De voorzitter stelt voorop dat bij een verzoek om schorsing van de tenuitvoerlegging van een beslissing van de directeur slechts ruimte bestaat voor een voorlopige beoordeling. De zaak kan dus niet ten gronde worden onderzocht. De voorzitter beoordeelt alleen of de beslissing waartegen beklag is ingesteld in strijd is met een wettelijk voorschrift of dat deze zodanig onredelijk of onbillijk is dat er een spoedeisend belang is om op dit moment de (verdere) tenuitvoerlegging van die beslissing te schorsen. Naar het oordeel van de voorzitter is dat niet het geval.
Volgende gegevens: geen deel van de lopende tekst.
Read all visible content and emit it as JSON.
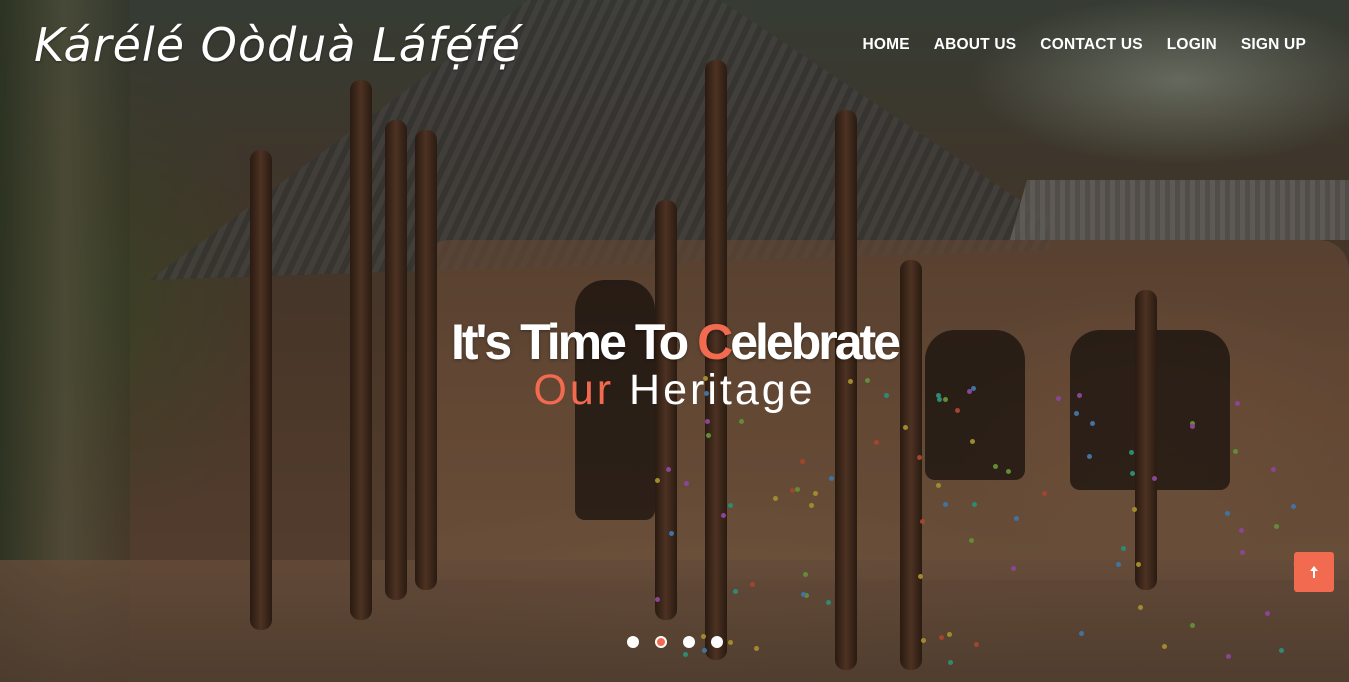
{
  "site": {
    "logo_text": "Kárélé  Oòduà Láfẹ́fẹ́"
  },
  "nav": {
    "items": [
      {
        "label": "HOME"
      },
      {
        "label": "ABOUT US"
      },
      {
        "label": "CONTACT US"
      },
      {
        "label": "LOGIN"
      },
      {
        "label": "SIGN UP"
      }
    ]
  },
  "hero": {
    "headline_part1": "It's Time To ",
    "headline_accent": "C",
    "headline_part2": "elebrate",
    "subline_accent": "Our",
    "subline_rest": " Heritage"
  },
  "carousel": {
    "slide_count": 4,
    "active_index": 1
  },
  "colors": {
    "accent": "#f26a50",
    "text": "#ffffff"
  },
  "icons": {
    "scroll_top": "arrow-up-icon"
  }
}
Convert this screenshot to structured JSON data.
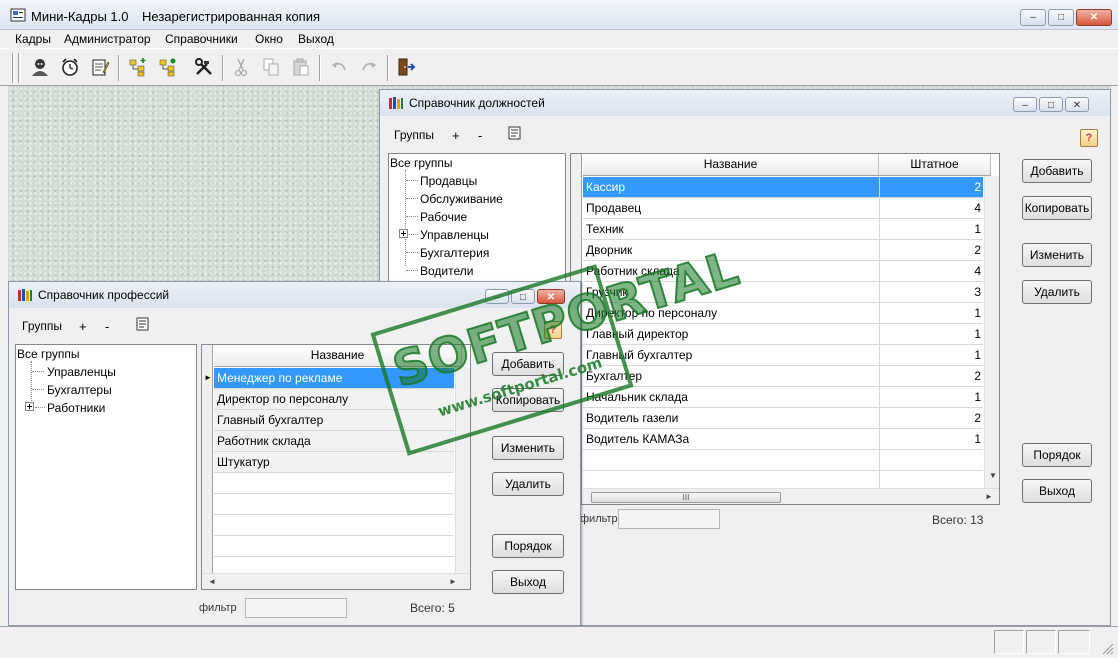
{
  "app": {
    "title": "Мини-Кадры 1.0",
    "subtitle": "Незарегистрированная копия",
    "window_buttons": {
      "minimize": "–",
      "maximize": "□",
      "close": "✕"
    }
  },
  "menu": [
    "Кадры",
    "Администратор",
    "Справочники",
    "Окно",
    "Выход"
  ],
  "toolbar": {
    "buttons": [
      "employee-icon",
      "alarm-clock-icon",
      "notepad-icon",
      "tree-add-icon",
      "tree-edit-icon",
      "tools-icon",
      "cut-icon",
      "copy-icon",
      "paste-icon",
      "undo-icon",
      "redo-icon",
      "exit-door-icon"
    ]
  },
  "positions_window": {
    "title": "Справочник должностей",
    "groups_label": "Группы",
    "add_group": "+",
    "remove_group": "-",
    "help": "?",
    "tree": {
      "root": "Все группы",
      "items": [
        "Продавцы",
        "Обслуживание",
        "Рабочие",
        "Управленцы",
        "Бухгалтерия",
        "Водители"
      ]
    },
    "columns": [
      "Название",
      "Штатное расписание"
    ],
    "rows": [
      {
        "name": "Кассир",
        "count": "2"
      },
      {
        "name": "Продавец",
        "count": "4"
      },
      {
        "name": "Техник",
        "count": "1"
      },
      {
        "name": "Дворник",
        "count": "2"
      },
      {
        "name": "Работник склада",
        "count": "4"
      },
      {
        "name": "Грузчик",
        "count": "3"
      },
      {
        "name": "Директор по персоналу",
        "count": "1"
      },
      {
        "name": "Главный директор",
        "count": "1"
      },
      {
        "name": "Главный бухгалтер",
        "count": "1"
      },
      {
        "name": "Бухгалтер",
        "count": "2"
      },
      {
        "name": "Начальник склада",
        "count": "1"
      },
      {
        "name": "Водитель газели",
        "count": "2"
      },
      {
        "name": "Водитель КАМАЗа",
        "count": "1"
      }
    ],
    "buttons": {
      "add": "Добавить",
      "copy": "Копировать",
      "edit": "Изменить",
      "delete": "Удалить",
      "order": "Порядок",
      "exit": "Выход"
    },
    "filter_label": "фильтр",
    "filter_value": "",
    "total": "Всего: 13",
    "scroll_thumb": "III"
  },
  "professions_window": {
    "title": "Справочник профессий",
    "groups_label": "Группы",
    "add_group": "+",
    "remove_group": "-",
    "help": "?",
    "tree": {
      "root": "Все группы",
      "items": [
        "Управленцы",
        "Бухгалтеры",
        "Работники"
      ]
    },
    "columns": [
      "Название"
    ],
    "rows": [
      "Менеджер по рекламе",
      "Директор по персоналу",
      "Главный бухгалтер",
      "Работник склада",
      "Штукатур"
    ],
    "buttons": {
      "add": "Добавить",
      "copy": "Копировать",
      "edit": "Изменить",
      "delete": "Удалить",
      "order": "Порядок",
      "exit": "Выход"
    },
    "filter_label": "фильтр",
    "filter_value": "",
    "total": "Всего: 5"
  },
  "watermark": {
    "brand": "SOFTPORTAL",
    "url": "www.softportal.com"
  },
  "colors": {
    "selection": "#3399ff",
    "watermark": "#187824",
    "desktop": "#d3dcd2"
  }
}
Namens verzoeker wordt gesteld dat de reden van de opgelegde ordemaatregel niet duidelijk is. Verzoeker is alleen mondeling medegedeeld dat hij op de BPG in afzondering - en met cameratoezicht - geplaatst zou worden, omdat er een onderzoek loopt naar een mogelijke voorbereiding tot ontvluchting. Verzoeker heeft van deze beslissing nog geen schriftelijke mededeling ontvangen van de directeur. Verzoeker wordt daarnaast verplicht om detentiekleding te dragen en mag alleen nog (telefonisch) contact hebben met zijn raadsman. Verzoeker is het niet eens met de opgelegde maatregelen. 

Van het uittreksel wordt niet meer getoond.